Get evidence of the abuse.
Keep your own records of calls to the police, take photographs of your injuries, keep a journal in a secure place often for men this will be at their place of work. Visit doctors so they can assess your injuries and themselves have a record, hospital visits will also be a way of recording your injuries and they will also advise you of support you can obtain, in serious cases they will engage with police as they have a duty of care for you.
Keep a mobile phone, evidence of the abuse, and other important documents close at hand.
Have somewhere outside the home where you can safely leave a mobile phone, important documents such as birth certificates, marriage license, passport, and driver license.
Obtain advice from a domestic violence program
These can be local to you and you will find them online, do the search outside your home so your partner doesn’t find out that you are seeking professional assistance, some abusers have been known to install keystroke software without the partner knowing.
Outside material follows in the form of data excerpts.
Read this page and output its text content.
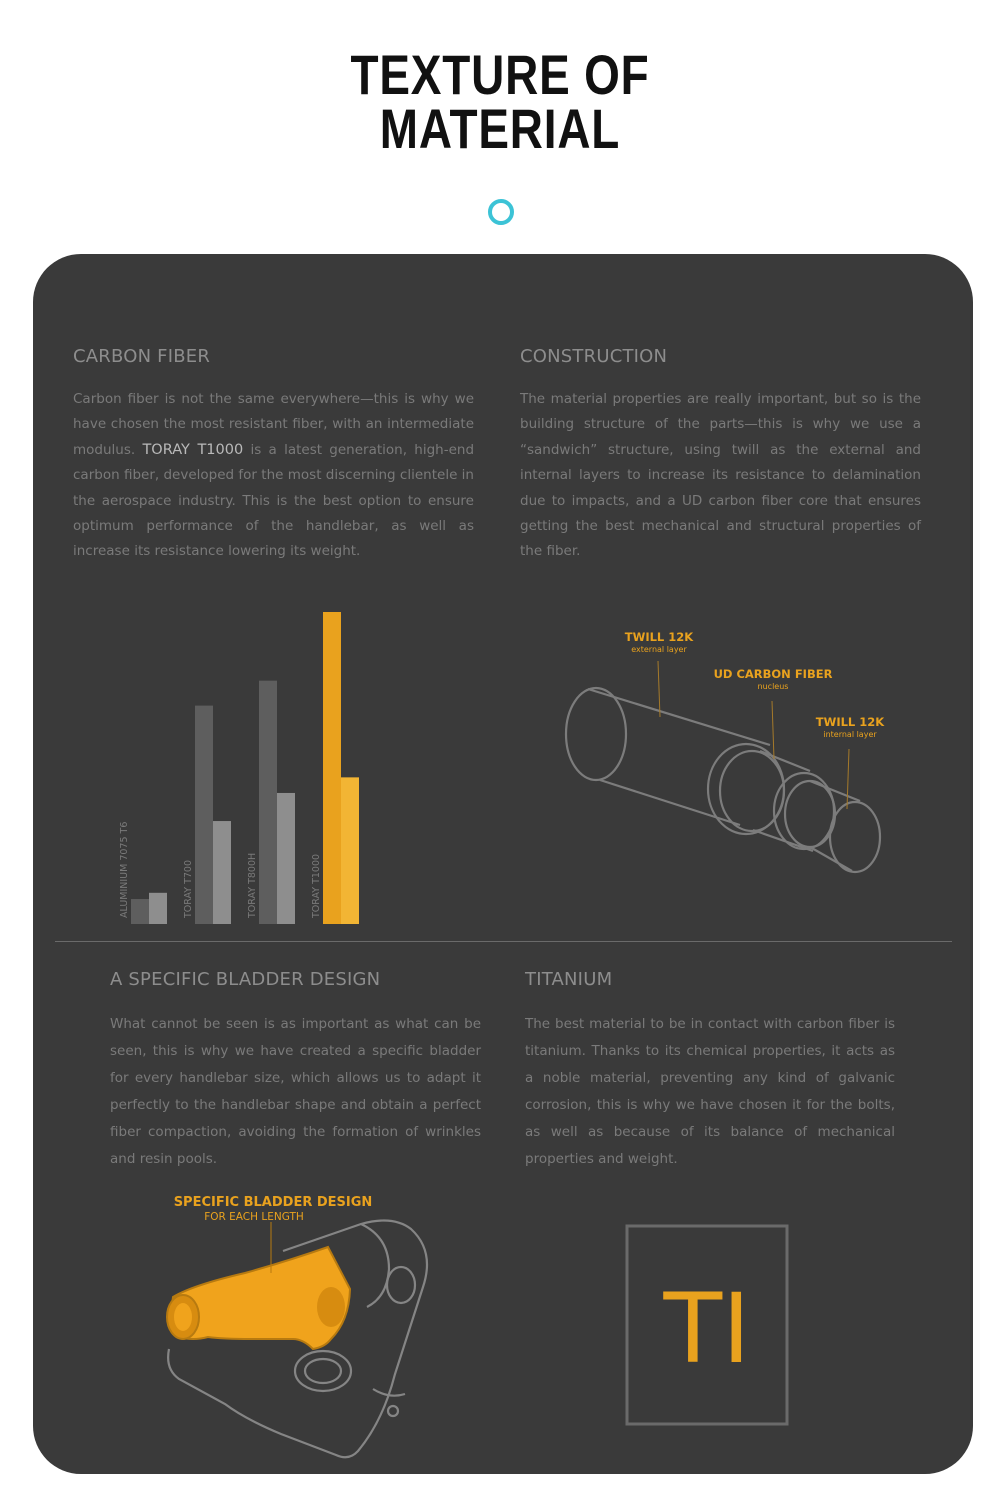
TEXTURE OF
MATERIAL
CARBON FIBER
Carbon fiber is not the same everywhere—this is why we have chosen the most resistant fiber, with an intermediate modulus. TORAY T1000 is a latest generation, high-end carbon fiber, developed for the most discerning clientele in the aerospace industry. This is the best option to ensure optimum performance of the handlebar, as well as increase its resistance lowering its weight.
CONSTRUCTION
The material properties are really important, but so is the building structure of the parts—this is why we use a “sandwich” structure, using twill as the external and internal layers to increase its resistance to delamination due to impacts, and a UD carbon fiber core that ensures getting the best mechanical and structural properties of the fiber.
ALUMINIUM 7075 T6	TORAY T700	TORAY T800H	TORAY T1000
TWILL 12K
external layer
UD CARBON FIBER
nucleus
TWILL 12K
internal layer
A SPECIFIC BLADDER DESIGN
What cannot be seen is as important as what can be seen, this is why we have created a specific bladder for every handlebar size, which allows us to adapt it perfectly to the handlebar shape and obtain a perfect fiber compaction, avoiding the formation of wrinkles and resin pools.
TITANIUM
The best material to be in contact with carbon fiber is titanium. Thanks to its chemical properties, it acts as a noble material, preventing any kind of galvanic corrosion, this is why we have chosen it for the bolts, as well as because of its balance of mechanical properties and weight.
SPECIFIC BLADDER DESIGN
FOR EACH LENGTH
TI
Moving on from an abusive relationship
You will struggle after leaving the abusive relationship and find yourself wondering what you did wrong, the answer is you did nothing wrong, none of this is your fault.
Your emotions will be all over the place, you will find life a struggle and hard to settle into a place you feel safe. You should seek professional help and support groups during this time, but that is, of course, a personal choice.
New relationships will be daunting, a challenge or perhaps you will not want to start a new relationship at all for the time being. There are no rules for recovery from abuse, you just take one day at a time, one step at a time, you will know when you are ready.
For now, embrace your freedom and relish the fact you are now back in control of your life.